Ao analisar o caso, a relatora, desembargadora federal Daniele Maranhão, destacou que a interpretação da Lei nº 10.826/2003 evidencia a opção do legislador pela regra geral da proibição à aquisição e porte de armas de fogo no país “condicionando o afastamento dessa diretriz às situações excepcionais que expressamente previu e a outras que, com base no poder discricionário da administração, serão individualmente avaliadas”.

Segundo a magistrada, o fato do apelante exercer a profissão de advogado e ter trabalhado como policial militar não demonstra que o impetrante esteja submetido à situação de perigo concreto e iminente a justificar a interferência do Poder Judiciário, já que não ficou demonstrada a prática de nenhuma ilegalidade ou abuso de poder praticado pela Polícia Federal ao negar o pedido do autor de obtenção do porte de arma de fogo. A decisão do Colegiado foi unânime. Processo nº: 1001021-81.2018.4.01.3400 - Data de julgamento: 06/11/2019 - Data da publicação: 12/11/2019.

Ao meu sentir, se a lei me concede uma prerrogativa, cabe a mim exercê-la ou não. A decisão de portar arma dependerá única e exclusivamente da minha vontade ou necessidade. Portanto, cada um sabe de si, independentemente da opinião de falsos moralistas que se preocupam com o que não lhes compete. Se a lei permite ao advogado portar arma, tudo certo. Se a lei não permite, cumpra-se. Simples assim.
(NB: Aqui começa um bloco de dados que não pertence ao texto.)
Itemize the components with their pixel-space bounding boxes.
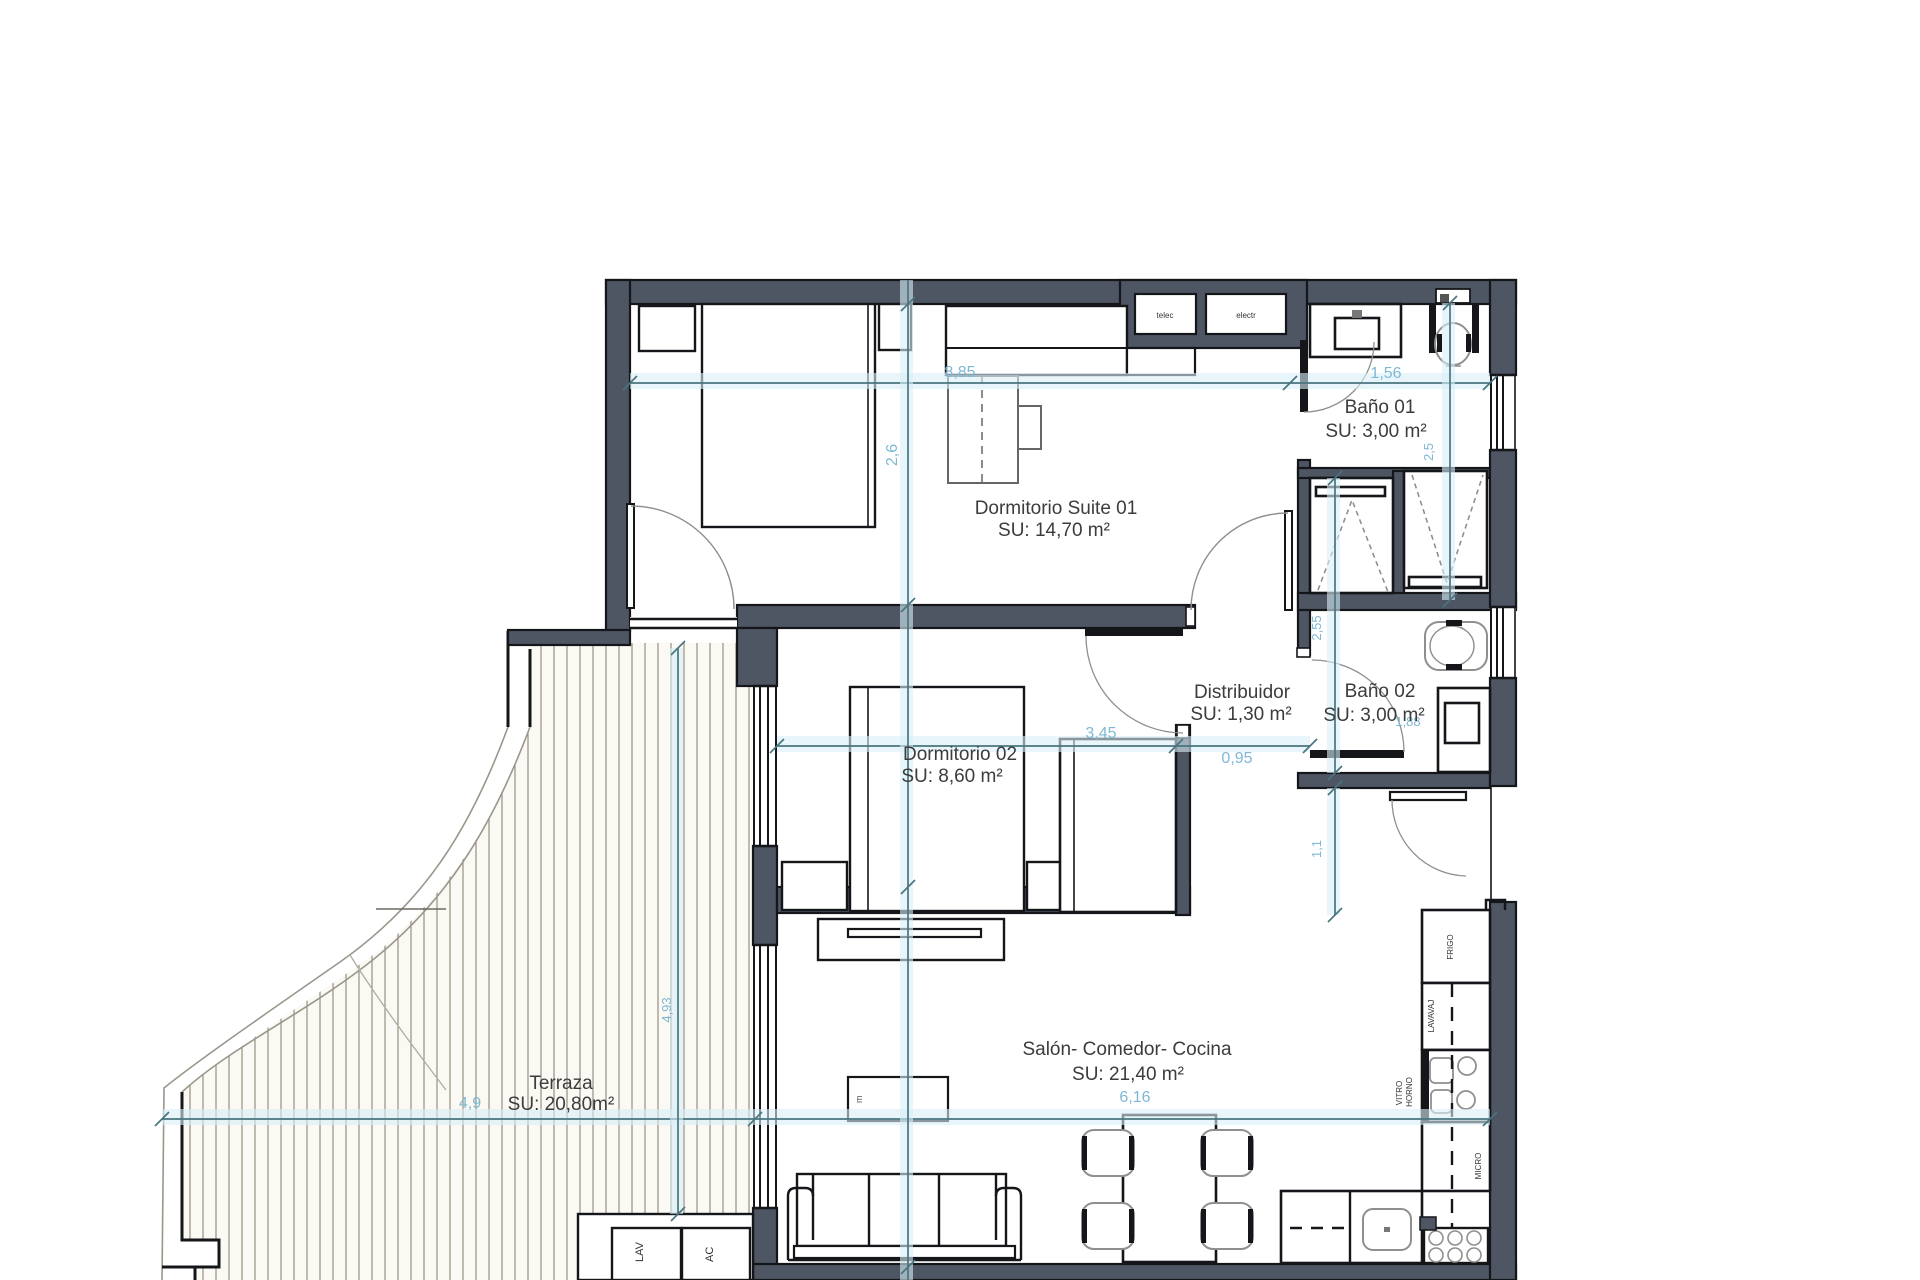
- svg-text:LAVAVAJ: LAVAVAJ: [1427, 1000, 1436, 1033]
- svg-text:Baño 01: Baño 01: [1345, 397, 1416, 418]
- svg-text:2,5: 2,5: [1421, 443, 1436, 461]
- svg-text:1,56: 1,56: [1370, 365, 1401, 382]
- svg-text:3,45: 3,45: [1085, 725, 1116, 742]
- svg-text:SU: 8,60 m²: SU: 8,60 m²: [901, 766, 1002, 787]
- svg-text:LAV: LAV: [634, 1241, 646, 1262]
- svg-text:0,95: 0,95: [1221, 750, 1252, 767]
- svg-text:SU: 20,80m²: SU: 20,80m²: [508, 1094, 615, 1115]
- svg-text:4,93: 4,93: [659, 997, 674, 1022]
- svg-text:Terraza: Terraza: [529, 1073, 593, 1094]
- svg-text:MICRO: MICRO: [1474, 1153, 1483, 1180]
- svg-text:HORNO: HORNO: [1405, 1077, 1414, 1107]
- svg-text:m: m: [854, 1096, 864, 1104]
- svg-text:Distribuidor: Distribuidor: [1194, 682, 1291, 703]
- svg-text:FRIGO: FRIGO: [1446, 934, 1455, 959]
- svg-text:Dormitorio Suite 01: Dormitorio Suite 01: [975, 498, 1138, 519]
- svg-text:Dormitorio 02: Dormitorio 02: [903, 744, 1017, 765]
- svg-text:1,1: 1,1: [1309, 840, 1324, 858]
- svg-text:AC: AC: [704, 1247, 716, 1262]
- svg-text:VITRO: VITRO: [1395, 1081, 1404, 1105]
- svg-text:SU: 3,00 m²: SU: 3,00 m²: [1323, 705, 1424, 726]
- svg-text:Baño 02: Baño 02: [1345, 681, 1416, 702]
- svg-text:2,6: 2,6: [884, 444, 901, 466]
- svg-text:2,55: 2,55: [1309, 615, 1324, 640]
- svg-text:SU: 3,00 m²: SU: 3,00 m²: [1325, 421, 1426, 442]
- svg-text:telec: telec: [1157, 311, 1174, 320]
- svg-text:SU: 1,30 m²: SU: 1,30 m²: [1190, 704, 1291, 725]
- svg-text:6,16: 6,16: [1119, 1089, 1150, 1106]
- svg-text:SU: 14,70 m²: SU: 14,70 m²: [998, 520, 1110, 541]
- svg-text:Salón- Comedor- Cocina: Salón- Comedor- Cocina: [1022, 1039, 1232, 1060]
- svg-text:4,9: 4,9: [459, 1095, 481, 1112]
- svg-text:SU: 21,40 m²: SU: 21,40 m²: [1072, 1064, 1184, 1085]
- svg-text:electr: electr: [1236, 311, 1256, 320]
- svg-text:8,85: 8,85: [944, 364, 975, 381]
Ademais, resta aguardar o fim da novela que se arrasta nas Comissões da Câmara e do Senado e que depende ainda da ingerência ou não do STF.

Wilson Campos (Advogado/Especialista com atuação nas áreas tributária, trabalhista, cível e ambiental/Presidente da Comissão de Defesa da Cidadania e dos Interesses Coletivos da Sociedade, da OAB-MG/Delegado de Prerrogativas da OAB-MG). 

Clique aqui e continue lendo sobre temas do Direito e da Justiça, além de outros temas relativos a cidadania, política, meio ambiente e garantias sociais.



Comentários

  1. Estevão M. L. Torres17 de janeiro de 2020 às 11:01

    Como advogado acho que usa a arma quem quer, como disse o nobre colega Dr. Wilson Campos no seu texto. Se eu tenho o porte de arma e quero usar, então eu uso. Se tenho e não quero usar a arma, pronto, não uso e ponto final. Cada qual sabe de si. O que precisa acontecer é esse decreto ser aprovado como quer o presidente Bolsonaro e acabar com essa celeuma, esse jogo de empurra como bem falou o colega autor. Eu sou a favor do decreto e que o advogado possa usar a arma, mesmo porque a profissão assim o exige em muitas situações. E que o STF não se meta no assunto para complicar, mas para fazer valer essa prerrogativa do advogado. Cumpra-se o que for aprovado. Meus cumprimentos efusivos nobre advogado, Dr. Wilson. Abraço. Estevão Torres.